Barnes, however, had unlike me “met Freud a few times” before the artist’s death in 2011, and these memories sharpen his account, lending it the edge that fills a room when two nervy males enter it and circle it for advantage. Barnes was “struck by the fact that [Freud] never smiled, neither on meeting, nor at any point in the conversation when any other, ‘normal’ person might smile: it was classic controller’s behavior, designed to unsettle.” Barnes’s bid to posthumously outflank the painter leans on Breakfast with Lucian, an indiscreet memoir by the journalist Geordie Greig. Not only will Greig’s gossip “do Freud’s personal reputation harm,” Barnes declares, it will “harm the way we look at some of his paintings, and perhaps harm the paintings themselves.” He transcribes two tales of Freud’s misogyny too demeaning to bear further repetition and submits that

once we know these two stories, we can’t unknow them, and they seem to change—or, for some, confirm—the way the female nudes are to be read…. It is hard not to ask oneself: Is this the face and body of a woman who has first been buggered into submission and then painted into submission?

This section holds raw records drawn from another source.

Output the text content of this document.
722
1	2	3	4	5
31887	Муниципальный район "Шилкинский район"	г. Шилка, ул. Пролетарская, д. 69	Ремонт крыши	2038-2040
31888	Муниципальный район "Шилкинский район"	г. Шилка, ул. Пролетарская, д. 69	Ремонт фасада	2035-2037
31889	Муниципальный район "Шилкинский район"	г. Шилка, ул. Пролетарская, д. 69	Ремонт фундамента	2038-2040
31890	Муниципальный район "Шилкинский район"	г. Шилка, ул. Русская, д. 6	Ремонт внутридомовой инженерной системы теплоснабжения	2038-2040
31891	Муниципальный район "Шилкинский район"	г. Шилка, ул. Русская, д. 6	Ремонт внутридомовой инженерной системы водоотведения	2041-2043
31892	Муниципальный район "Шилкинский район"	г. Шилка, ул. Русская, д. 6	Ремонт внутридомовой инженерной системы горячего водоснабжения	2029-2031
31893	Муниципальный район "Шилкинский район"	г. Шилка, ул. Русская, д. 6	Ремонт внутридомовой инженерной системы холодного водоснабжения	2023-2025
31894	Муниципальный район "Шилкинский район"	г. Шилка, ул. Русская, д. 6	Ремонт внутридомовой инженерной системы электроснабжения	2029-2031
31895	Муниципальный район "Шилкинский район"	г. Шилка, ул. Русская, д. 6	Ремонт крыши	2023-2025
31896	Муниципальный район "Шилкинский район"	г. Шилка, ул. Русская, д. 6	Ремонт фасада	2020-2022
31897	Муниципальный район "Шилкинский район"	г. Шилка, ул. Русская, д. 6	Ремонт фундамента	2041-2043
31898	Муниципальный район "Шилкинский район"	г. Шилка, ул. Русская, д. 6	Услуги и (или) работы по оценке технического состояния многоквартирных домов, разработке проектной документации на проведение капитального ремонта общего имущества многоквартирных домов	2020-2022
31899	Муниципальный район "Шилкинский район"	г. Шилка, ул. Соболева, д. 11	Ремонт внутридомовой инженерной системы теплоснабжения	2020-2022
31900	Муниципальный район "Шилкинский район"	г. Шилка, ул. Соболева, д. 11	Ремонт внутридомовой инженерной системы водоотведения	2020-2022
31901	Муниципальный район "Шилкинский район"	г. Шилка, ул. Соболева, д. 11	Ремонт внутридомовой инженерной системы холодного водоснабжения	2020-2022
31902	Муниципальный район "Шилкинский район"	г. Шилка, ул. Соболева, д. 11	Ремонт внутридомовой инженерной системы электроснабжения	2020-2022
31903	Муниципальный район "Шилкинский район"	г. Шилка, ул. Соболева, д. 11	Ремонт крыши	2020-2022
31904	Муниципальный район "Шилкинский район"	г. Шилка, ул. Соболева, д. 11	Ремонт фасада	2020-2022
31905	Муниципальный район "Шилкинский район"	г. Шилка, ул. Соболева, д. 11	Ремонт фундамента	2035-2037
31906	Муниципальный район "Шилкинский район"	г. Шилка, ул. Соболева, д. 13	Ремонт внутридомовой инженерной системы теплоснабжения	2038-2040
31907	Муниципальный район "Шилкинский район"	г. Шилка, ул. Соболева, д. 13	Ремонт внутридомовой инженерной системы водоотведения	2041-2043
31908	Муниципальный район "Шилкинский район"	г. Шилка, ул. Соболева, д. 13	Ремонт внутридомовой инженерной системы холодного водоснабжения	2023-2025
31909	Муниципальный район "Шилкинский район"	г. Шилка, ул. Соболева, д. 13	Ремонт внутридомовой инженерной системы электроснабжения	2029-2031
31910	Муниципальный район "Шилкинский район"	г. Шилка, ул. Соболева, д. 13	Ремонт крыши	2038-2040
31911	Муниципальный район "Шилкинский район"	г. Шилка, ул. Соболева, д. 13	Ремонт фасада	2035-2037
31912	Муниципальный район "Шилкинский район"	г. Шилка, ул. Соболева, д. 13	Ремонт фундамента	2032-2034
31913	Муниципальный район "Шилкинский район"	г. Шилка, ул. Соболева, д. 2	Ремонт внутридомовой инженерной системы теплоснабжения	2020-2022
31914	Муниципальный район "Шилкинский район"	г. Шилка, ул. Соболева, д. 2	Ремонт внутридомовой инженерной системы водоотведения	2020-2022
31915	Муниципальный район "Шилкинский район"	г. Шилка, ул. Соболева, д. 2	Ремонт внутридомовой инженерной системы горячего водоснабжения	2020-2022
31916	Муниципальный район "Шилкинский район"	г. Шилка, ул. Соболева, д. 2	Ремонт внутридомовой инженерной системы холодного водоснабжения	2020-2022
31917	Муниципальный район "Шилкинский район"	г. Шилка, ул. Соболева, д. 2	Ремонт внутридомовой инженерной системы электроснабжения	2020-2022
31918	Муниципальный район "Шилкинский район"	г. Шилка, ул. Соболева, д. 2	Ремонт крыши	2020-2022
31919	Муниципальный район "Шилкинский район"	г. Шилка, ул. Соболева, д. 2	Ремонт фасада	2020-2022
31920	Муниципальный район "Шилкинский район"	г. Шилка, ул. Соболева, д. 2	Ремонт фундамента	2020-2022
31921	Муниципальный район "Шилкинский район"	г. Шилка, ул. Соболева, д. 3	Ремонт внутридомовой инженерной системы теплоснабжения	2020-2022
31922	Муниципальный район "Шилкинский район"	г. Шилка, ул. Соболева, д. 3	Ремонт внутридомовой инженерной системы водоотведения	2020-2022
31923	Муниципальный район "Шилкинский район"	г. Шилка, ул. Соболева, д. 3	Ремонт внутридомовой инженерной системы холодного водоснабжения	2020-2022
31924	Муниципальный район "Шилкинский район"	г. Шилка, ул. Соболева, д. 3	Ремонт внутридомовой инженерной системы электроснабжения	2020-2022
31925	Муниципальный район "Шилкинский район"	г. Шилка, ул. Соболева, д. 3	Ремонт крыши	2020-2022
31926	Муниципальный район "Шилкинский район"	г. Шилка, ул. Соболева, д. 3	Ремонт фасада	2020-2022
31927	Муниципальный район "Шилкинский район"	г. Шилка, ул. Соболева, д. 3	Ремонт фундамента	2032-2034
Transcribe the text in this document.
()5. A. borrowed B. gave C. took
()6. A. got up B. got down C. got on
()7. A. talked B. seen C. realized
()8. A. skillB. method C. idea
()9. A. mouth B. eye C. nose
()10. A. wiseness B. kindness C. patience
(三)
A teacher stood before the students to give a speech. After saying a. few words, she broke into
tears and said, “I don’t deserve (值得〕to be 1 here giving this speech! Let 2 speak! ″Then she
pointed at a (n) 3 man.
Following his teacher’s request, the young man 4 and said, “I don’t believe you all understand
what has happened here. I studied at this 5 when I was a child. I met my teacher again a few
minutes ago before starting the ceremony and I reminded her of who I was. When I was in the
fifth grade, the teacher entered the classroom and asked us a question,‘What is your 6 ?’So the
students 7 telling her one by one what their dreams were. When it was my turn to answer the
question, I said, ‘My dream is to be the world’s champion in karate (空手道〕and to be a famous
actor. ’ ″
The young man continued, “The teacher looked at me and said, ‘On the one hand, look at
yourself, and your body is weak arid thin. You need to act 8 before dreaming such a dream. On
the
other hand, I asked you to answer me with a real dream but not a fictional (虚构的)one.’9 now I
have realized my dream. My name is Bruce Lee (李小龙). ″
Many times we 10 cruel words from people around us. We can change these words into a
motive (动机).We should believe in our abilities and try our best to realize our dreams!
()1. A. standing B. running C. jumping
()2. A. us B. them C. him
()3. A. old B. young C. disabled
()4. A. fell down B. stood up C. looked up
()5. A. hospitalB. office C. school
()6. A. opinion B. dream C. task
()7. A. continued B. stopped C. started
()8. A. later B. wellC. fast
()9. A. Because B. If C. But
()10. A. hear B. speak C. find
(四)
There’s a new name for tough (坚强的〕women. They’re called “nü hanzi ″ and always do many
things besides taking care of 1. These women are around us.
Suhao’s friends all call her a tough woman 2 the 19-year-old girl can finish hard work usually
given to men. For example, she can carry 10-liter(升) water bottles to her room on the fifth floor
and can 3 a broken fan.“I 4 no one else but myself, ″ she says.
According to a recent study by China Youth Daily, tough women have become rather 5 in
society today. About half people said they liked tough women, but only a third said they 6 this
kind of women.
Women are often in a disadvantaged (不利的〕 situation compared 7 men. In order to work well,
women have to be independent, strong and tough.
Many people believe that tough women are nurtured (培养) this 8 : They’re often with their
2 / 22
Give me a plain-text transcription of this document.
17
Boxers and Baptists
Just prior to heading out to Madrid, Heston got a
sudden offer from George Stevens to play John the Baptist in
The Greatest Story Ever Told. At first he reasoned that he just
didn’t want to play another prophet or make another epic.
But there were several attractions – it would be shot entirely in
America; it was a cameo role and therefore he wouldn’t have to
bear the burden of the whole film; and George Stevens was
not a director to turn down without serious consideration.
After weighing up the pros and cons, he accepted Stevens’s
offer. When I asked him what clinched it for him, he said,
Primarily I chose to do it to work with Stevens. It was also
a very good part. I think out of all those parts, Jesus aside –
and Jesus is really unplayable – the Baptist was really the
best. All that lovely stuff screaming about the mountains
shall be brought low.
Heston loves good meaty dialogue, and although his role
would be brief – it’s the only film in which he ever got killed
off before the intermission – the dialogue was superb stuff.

“Can’t unknow”: what more could art writing aspire to than to make such an indelible dent on “the paintings themselves”? The butchering of Freud is all the more stylish for the sagacious shrug with which Barnes’s closing paragraph extracts the blade: “Perhaps, in time, all this will cease to matter. Art tends, sooner or later, to float free of biography.” Until that day, however, Barnes’s censorious vocal performance, his scolding more-in-sorrow-than-in-anger, will linger resoundingly in his readers’ ears. Now in two senses, it has to be said, this Freud essay is uncharacteristic of Barnes’s collection: it is not his habit to disparage the painters on whom he focuses, and the only other Londoner he writes about here is the late Howard Hodgkin, a friend he saluted in 2003 with an affectionately circumspect catalog foreword.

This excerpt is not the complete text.